11. Замёрзшая птица
11. ЗАМЁРЗШАЯ ПТИЦА
1.
Выйдешь во двор умыться —
в бочке плывёт звезда.
Что ты, моя водица?
Где ты, моя беда?
Небо. Аз, веди, буки.
Месяц блеснёт, как нож.
В холод погрузишь руки,
и на лицо плеснёшь.
Прыгнет звезда под ноги —
как светлячок, в траву.
Смертью, тоской о Боге
я поклянусь:
— Живу!
2.
На Новый год посыпался некрупный
холодный пух, и, в дым уже пьяны,
под этой бездной, тёмной, целокупной,
хотели воли, удали… Они
напрасно утешали безутешных
своих несчастных женщин, о тоске
молчали и поглаживали нежных,
строгающих салаты на доске.
И вот на ёлке счастье зажигали,
и плакали от радости слепой
над первыми детей своих шажками,
над опытом, надеждой и судьбой.
А снег ложился свадебный, безгрешный,
таинственный, внимательный, неспешный,
и люди жили, лёгкие, как пух,
от смерти в трёх шагах,
а может, в двух.
3.
— Я Бога хороню! — рыдала ты.
И водочки стаканчик осушая,
добавила: — Да что там красоты!
Не дал здоровья — Бог неправоты.
А я подумал: «Господи, смешная.
Нашла же повод! Умер. Ну и что?
А завтра возродится — Он же вечный».
И вслух заметил: — Ангел мой, не то
ещё бывает в жизни, и никто
не избежал. Но, видимо, беречь мы
должны себя от глупостей, когда
нам доказать захочется, что двери
на небеса закрыты и звезда
одна глядит бездушная сюда.
А мы тогда… мы кто? Скорее, звери.
Ты перестала плакать и — О да,
забудь! — сказала. — Бред! Всё ерунда!
Как хорошо, что кто-то в это верит.
4.
Замёрзшую птицу принёс домой,
у печки согрел — живи!
Наверное, трудно летать зимой —
игольчатый лёд в крови.
Очнулась, поела с руки пшено,
чирикнула: — Будь здоров!
А быть потому добряком смешно —
всегда наломаешь дров.
Играет в печи золотой побег,
сосновая кровь гудит
о том, что любовь не умрёт вовек,
что трудно жить, как любить.
5.
Стоит берёза белая-белая,
небо трогает чёрное-чёрное,
а иногда звёздное или даже синее,
всё равно что купель крестильная
или даже сумерки, даль озёрная.
О, глаза младенца — море оторопелое!
Посмотри, по земле проходит, важное делая,
оставляя слово нежное стихотворное,
человек, чудовище, чмо позорное,
жуть бескрайняя, зло бездонное,
ангел, дымка лёгкая, птица вещая
и любовь, любовь, ибо небо ему обещано…
6.
Пускай чифирёк — не совсем вино,
сухарь — не совсем еда,
а всё-таки жить хорошо! Оно
чудесная вещь, когда
ты знаешь, кто ты, зачем ты здесь,
и нежным золотом вновь
горит на востоке лицо небес,
вечное, как любовь.
7.
Страшно?
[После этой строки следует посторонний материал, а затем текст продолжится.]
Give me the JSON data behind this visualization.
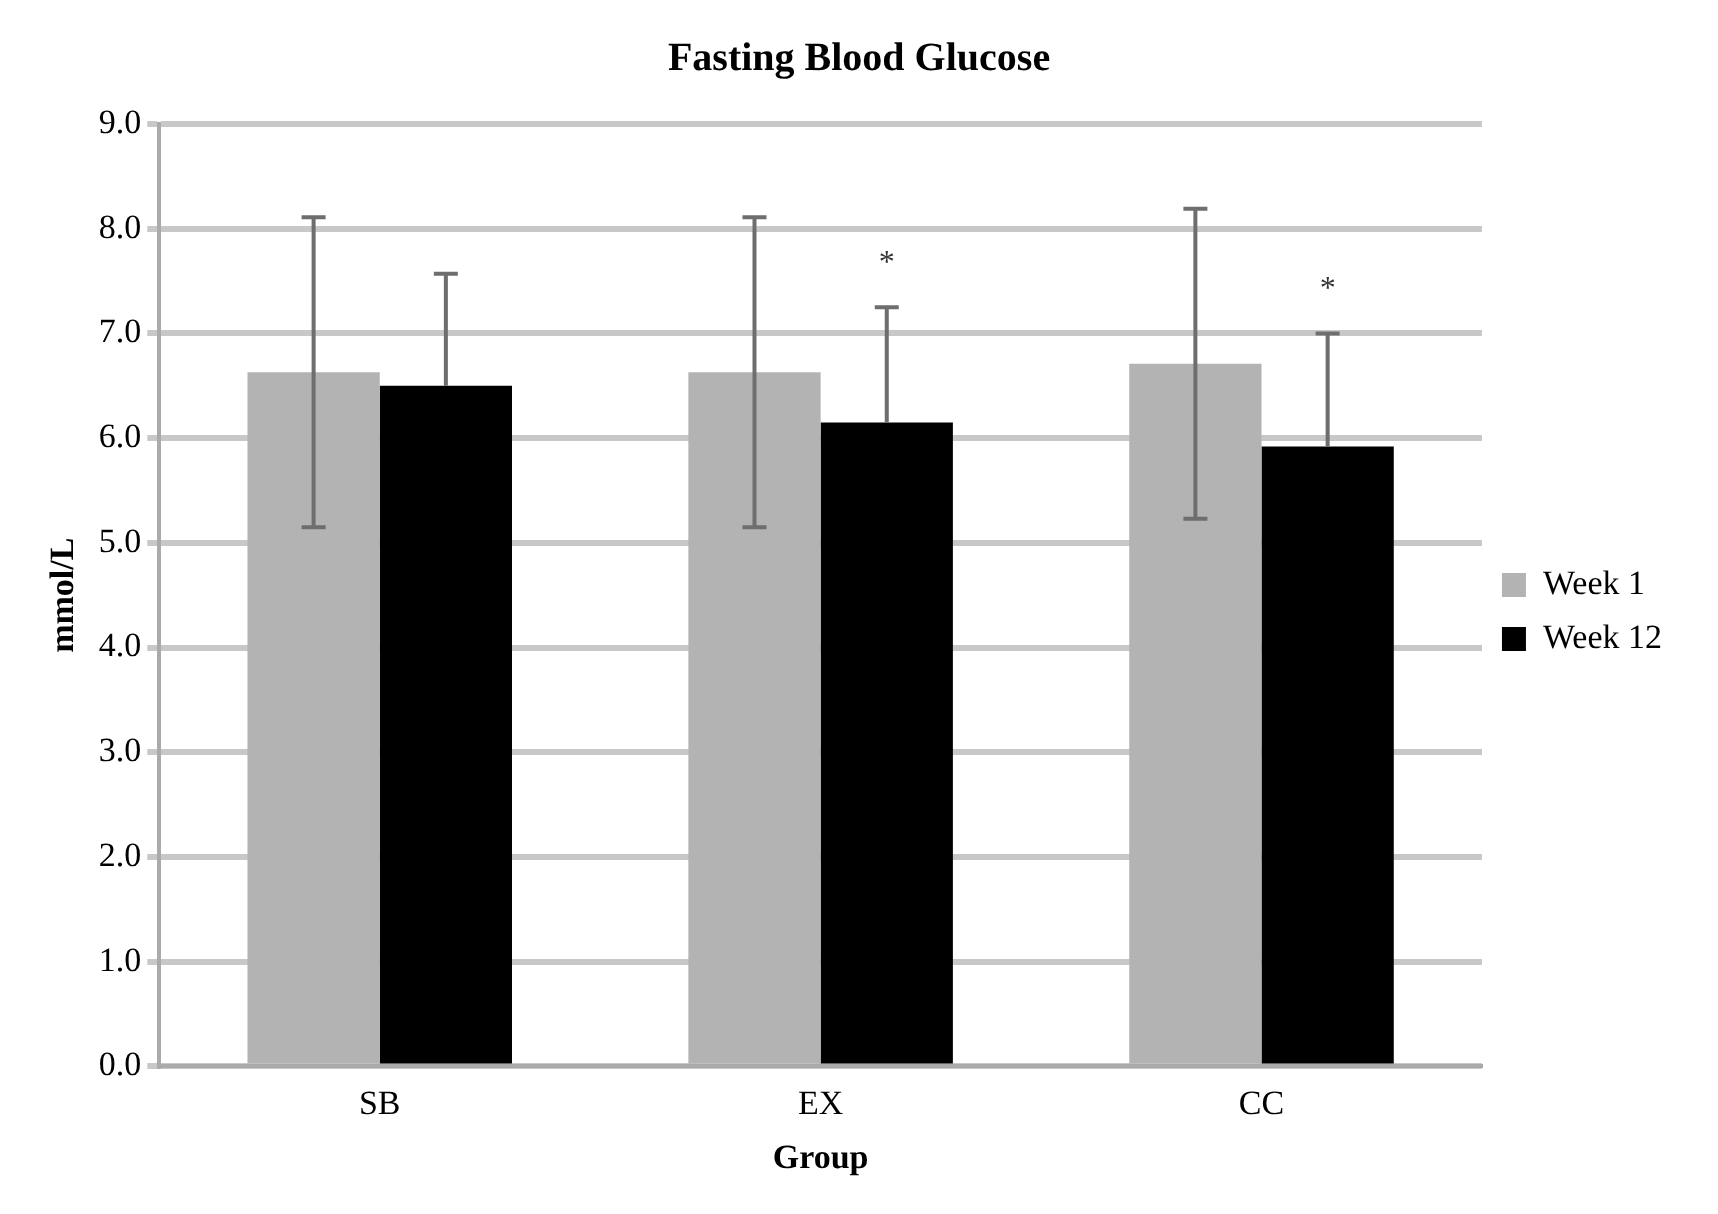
{
  "chart_data": {
    "type": "bar",
    "title": "Fasting Blood Glucose",
    "xlabel": "Group",
    "ylabel": "mmol/L",
    "categories": [
      "SB",
      "EX",
      "CC"
    ],
    "series": [
      {
        "name": "Week 1",
        "color": "#b3b3b3",
        "values": [
          6.63,
          6.63,
          6.71
        ],
        "errors": [
          1.48,
          1.48,
          1.48
        ]
      },
      {
        "name": "Week 12",
        "color": "#000000",
        "values": [
          6.5,
          6.15,
          5.92
        ],
        "errors": [
          [
            6.5,
            7.57
          ],
          [
            6.15,
            7.25
          ],
          [
            5.92,
            7.0
          ]
        ]
      }
    ],
    "ylim": [
      0,
      9
    ],
    "yticks": [
      {
        "value": 0,
        "label": "0.0"
      },
      {
        "value": 1,
        "label": "1.0"
      },
      {
        "value": 2,
        "label": "2.0"
      },
      {
        "value": 3,
        "label": "3.0"
      },
      {
        "value": 4,
        "label": "4.0"
      },
      {
        "value": 5,
        "label": "5.0"
      },
      {
        "value": 6,
        "label": "6.0"
      },
      {
        "value": 7,
        "label": "7.0"
      },
      {
        "value": 8,
        "label": "8.0"
      },
      {
        "value": 9,
        "label": "9.0"
      }
    ],
    "grid": "y",
    "legend": "right",
    "annotations": [
      "*",
      "*"
    ]
  }
}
А в сумерки за порог
выходишь — горит звезда!
Я бы сказал: «Всё решает Бог».
Жена говорит: «Судьба.
Как тебя всё-таки Он сберёг —
не сгинул зазря! Ну что ж,
будь благодарен Ему, Серёг!
Не обижайся, Серёж». —
«Нежная девочка Шуша, Кры,
верно ты говоришь.
Там, далеко-далеко, миры,
где великая Тишь.
Как говорится: “Ай-яй! Абзац!
Допрыгался, ёшкин кот!”
Так и бывает всегда: бац-бац!
Хук тебе! Апперкот!
Кто бы ты ни был: подлец, герой,
мудрец или дуралей,
всех нас укроет один сырой
суглинок родных полей.
Разница, может быть, только в том,
запомнит каким тебя
небо высокое над крестом,
далёкая та звезда».
8.
Ты в плачущей воде, в смеющемся луче,
и в каждом лепестке, дрожащем на ветру,
Ты в луговой траве, Ты в хриплом дергаче,
и в девушке чужой, похожей на сестру,
Ты в музыке её обманчивых речей.
Благодарю за май, за тело и за всё,
чем дышится легко, что пишется само,
за птицу под стрехой, за хлеб и за кольцо
на пальчике у той, которая вино,
вина моя, венец, и мука,
и лицо.
9.
Но живёшь и вдруг понимаешь: поздно
сожалеть о чём-то. Глаза прикроешь,
а внутри под веками многозвёздно,
и Господь, Он рядом, как старый кореш.